Une diagonale de la soif
Il est fondamental à agir de la sorte, et en particulier dans une zone étendue, que l'on peut qualifier de « diagonale de la soif ». Elle va de Gibraltar, aux confins septentrionaux de la Chine ; en passant par le monde arabo-musulman, ce que furent l'Empire perse et l'ancien Turkestan, puis, en suivant la muraille de Chine, pour nous amener jusqu'à Pékin.
La Chine, qui en octobre dernier selon le FMI, a ravi aux Etats-Unis le rang de première puissance économique de la planète, est en effet confrontée à un manque d'eau sur une partie de son territoire, et notamment dans le Nord du pays, où les niveaux de stress hydrique atteignent ceux de Djibouti ou de l'Algérie, avec 500 m3 d'eau par an et par habitant en termes de ressources.
La faute en revient principalement aux besoins en eau toujours plus importants de l'agriculture chinoise.
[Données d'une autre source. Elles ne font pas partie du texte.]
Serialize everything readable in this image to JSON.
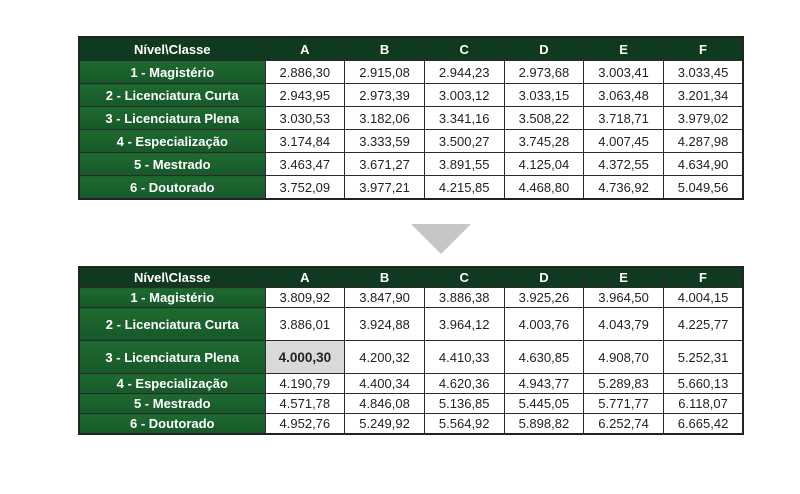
{
  "header": [
    "Nível\\Classe",
    "A",
    "B",
    "C",
    "D",
    "E",
    "F"
  ],
  "table_before": [
    {
      "label": "1 - Magistério",
      "values": [
        "2.886,30",
        "2.915,08",
        "2.944,23",
        "2.973,68",
        "3.003,41",
        "3.033,45"
      ]
    },
    {
      "label": "2 - Licenciatura Curta",
      "values": [
        "2.943,95",
        "2.973,39",
        "3.003,12",
        "3.033,15",
        "3.063,48",
        "3.201,34"
      ]
    },
    {
      "label": "3 - Licenciatura Plena",
      "values": [
        "3.030,53",
        "3.182,06",
        "3.341,16",
        "3.508,22",
        "3.718,71",
        "3.979,02"
      ]
    },
    {
      "label": "4 - Especialização",
      "values": [
        "3.174,84",
        "3.333,59",
        "3.500,27",
        "3.745,28",
        "4.007,45",
        "4.287,98"
      ]
    },
    {
      "label": "5 - Mestrado",
      "values": [
        "3.463,47",
        "3.671,27",
        "3.891,55",
        "4.125,04",
        "4.372,55",
        "4.634,90"
      ]
    },
    {
      "label": "6 - Doutorado",
      "values": [
        "3.752,09",
        "3.977,21",
        "4.215,85",
        "4.468,80",
        "4.736,92",
        "5.049,56"
      ]
    }
  ],
  "table_after": [
    {
      "label": "1 - Magistério",
      "values": [
        "3.809,92",
        "3.847,90",
        "3.886,38",
        "3.925,26",
        "3.964,50",
        "4.004,15"
      ]
    },
    {
      "label": "2 - Licenciatura Curta",
      "values": [
        "3.886,01",
        "3.924,88",
        "3.964,12",
        "4.003,76",
        "4.043,79",
        "4.225,77"
      ]
    },
    {
      "label": "3 - Licenciatura Plena",
      "values": [
        "4.000,30",
        "4.200,32",
        "4.410,33",
        "4.630,85",
        "4.908,70",
        "5.252,31"
      ]
    },
    {
      "label": "4 - Especialização",
      "values": [
        "4.190,79",
        "4.400,34",
        "4.620,36",
        "4.943,77",
        "5.289,83",
        "5.660,13"
      ]
    },
    {
      "label": "5 - Mestrado",
      "values": [
        "4.571,78",
        "4.846,08",
        "5.136,85",
        "5.445,05",
        "5.771,77",
        "6.118,07"
      ]
    },
    {
      "label": "6 - Doutorado",
      "values": [
        "4.952,76",
        "5.249,92",
        "5.564,92",
        "5.898,82",
        "6.252,74",
        "6.665,42"
      ]
    }
  ],
  "highlighted_value": "4.000,30",
  "colors": {
    "header_bg": "#0f3a1f",
    "row_label_bg": "#1e6a30",
    "highlight_bg": "#d9d9d9",
    "arrow": "#c6c6c6"
  }
}
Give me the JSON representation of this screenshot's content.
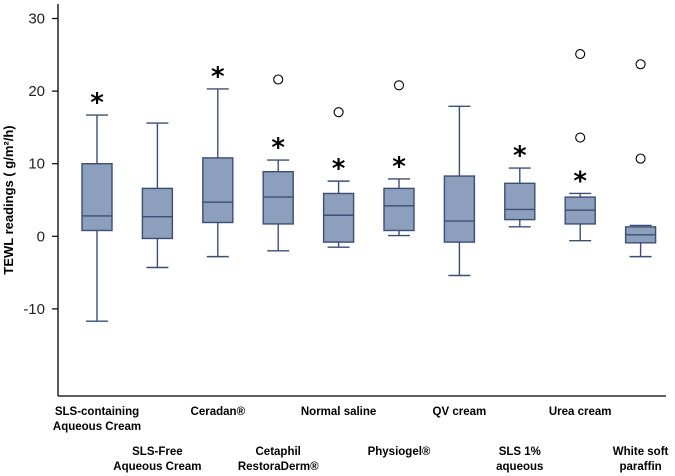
{
  "chart_data": {
    "type": "box",
    "title": "",
    "xlabel": "",
    "ylabel": "TEWL readings ( g/m²/h)",
    "ylim": [
      -22,
      32
    ],
    "yticks": [
      -10,
      0,
      10,
      20,
      30
    ],
    "ytick_labels": [
      "-10",
      "0",
      "10",
      "20",
      "30"
    ],
    "significance_marker": "*",
    "box_color": "#8c9fbd",
    "line_color": "#3d4e74",
    "categories": [
      {
        "label_lines": [
          "SLS-containing",
          "Aqueous Cream"
        ],
        "label_row": 1,
        "whisker_low": -11.7,
        "q1": 0.8,
        "median": 2.8,
        "q3": 10.0,
        "whisker_high": 16.7,
        "outliers": [],
        "significant": true
      },
      {
        "label_lines": [
          "SLS-Free",
          "Aqueous Cream"
        ],
        "label_row": 2,
        "whisker_low": -4.3,
        "q1": -0.3,
        "median": 2.7,
        "q3": 6.6,
        "whisker_high": 15.6,
        "outliers": [],
        "significant": false
      },
      {
        "label_lines": [
          "Ceradan®"
        ],
        "label_row": 1,
        "whisker_low": -2.8,
        "q1": 1.9,
        "median": 4.7,
        "q3": 10.8,
        "whisker_high": 20.3,
        "outliers": [],
        "significant": true
      },
      {
        "label_lines": [
          "Cetaphil",
          "RestoraDerm®"
        ],
        "label_row": 2,
        "whisker_low": -2.0,
        "q1": 1.7,
        "median": 5.4,
        "q3": 8.9,
        "whisker_high": 10.5,
        "outliers": [
          21.6
        ],
        "significant": true
      },
      {
        "label_lines": [
          "Normal saline"
        ],
        "label_row": 1,
        "whisker_low": -1.5,
        "q1": -0.8,
        "median": 2.9,
        "q3": 5.9,
        "whisker_high": 7.6,
        "outliers": [
          17.1
        ],
        "significant": true
      },
      {
        "label_lines": [
          "Physiogel®"
        ],
        "label_row": 2,
        "whisker_low": 0.1,
        "q1": 0.8,
        "median": 4.2,
        "q3": 6.6,
        "whisker_high": 7.9,
        "outliers": [
          20.8
        ],
        "significant": true
      },
      {
        "label_lines": [
          "QV cream"
        ],
        "label_row": 1,
        "whisker_low": -5.4,
        "q1": -0.8,
        "median": 2.1,
        "q3": 8.3,
        "whisker_high": 17.9,
        "outliers": [],
        "significant": false
      },
      {
        "label_lines": [
          "SLS 1%",
          "aqueous"
        ],
        "label_row": 2,
        "whisker_low": 1.3,
        "q1": 2.3,
        "median": 3.7,
        "q3": 7.3,
        "whisker_high": 9.4,
        "outliers": [],
        "significant": true
      },
      {
        "label_lines": [
          "Urea cream"
        ],
        "label_row": 1,
        "whisker_low": -0.6,
        "q1": 1.7,
        "median": 3.6,
        "q3": 5.4,
        "whisker_high": 5.9,
        "outliers": [
          13.6,
          25.1
        ],
        "significant": true
      },
      {
        "label_lines": [
          "White soft",
          "paraffin"
        ],
        "label_row": 2,
        "whisker_low": -2.8,
        "q1": -0.9,
        "median": 0.2,
        "q3": 1.3,
        "whisker_high": 1.5,
        "outliers": [
          10.7,
          23.7
        ],
        "significant": false
      }
    ]
  }
}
En 2015, il est estimé que celle-ci représentera 57,5 % de la demande en eau douce consommée en Chine, avec 385 milliards de m3. Cette demande du secteur agricole sera encore de 420 milliards de m3 en 2030, représentant 50 % de la demande en eau de la Chine.
D'où l'objectif stratégique fixé par le Comité central du Parti Communiste Chinois, d'augmenter de 60 % l'efficacité́ des techniques d'irrigation à horizon 2030.
Quand celle-ci est combinée au savoir-faire des hommes, la technologie est en effet l'une des solutions les plus prometteuses pour répondre aux problèmes posés par le manque de ressources en eau.
Dans les zones, nombreuses, qui vont connaître - ou connaissent déjà - le prix de la rareté, techniciens et ingénieurs auront un rôle de plus en plus crucial à jouer pour rattraper des années de sous-investissement dans les infrastructures, ou encore d'absence de maintenance dans les usines de production et dans les réseaux de distribution d'eau, tout comme dans l'assainissement.
Dans ce contexte, l'école française de l'eau continuera assurément à exprimer son talent à l'international.
De Casablanca à Alger en Afrique du Nord, de Riyadh à La Mecque dans le Royaume d'Arabie Saoudite, en passant par les grandes villes chinoises, c'est quotidiennement que le savoir-faire et le savoir-être des techniciens et ingénieurs de sociétés françaises (Veolia, Suez Environnement, SAUR) se mettent au service des populations, assurent le service de l'eau au profit de sites industriels aux process toujours plus complexes, ou rendent les villes plus efficientes dans leur consommation d'eau.
Les experts de ces grands groupes, mais aussi ceux des sociétés d'ingénierie, répondront à l'avenir une nouvelle fois présents pour intervenir sur les nouveaux théâtres de crises qui s'annoncent : l'Iran, pays confronté à une situation intenable notamment pour une ville comme Téhéran et ses 8 millions d'habitants; l'Inde, dont la croissance sera freinée faute de partenariats public-privé exemplaires dans les infrastructures en eau et en assainissement ; la Chine toujours, vu le potentiel de marché que cette nation représente en matière de gestion des réseaux urbains, de traitement des sols et des rivières pollués, et de solutions alternatives comme le dessalement ou la réutilisation des eaux usées.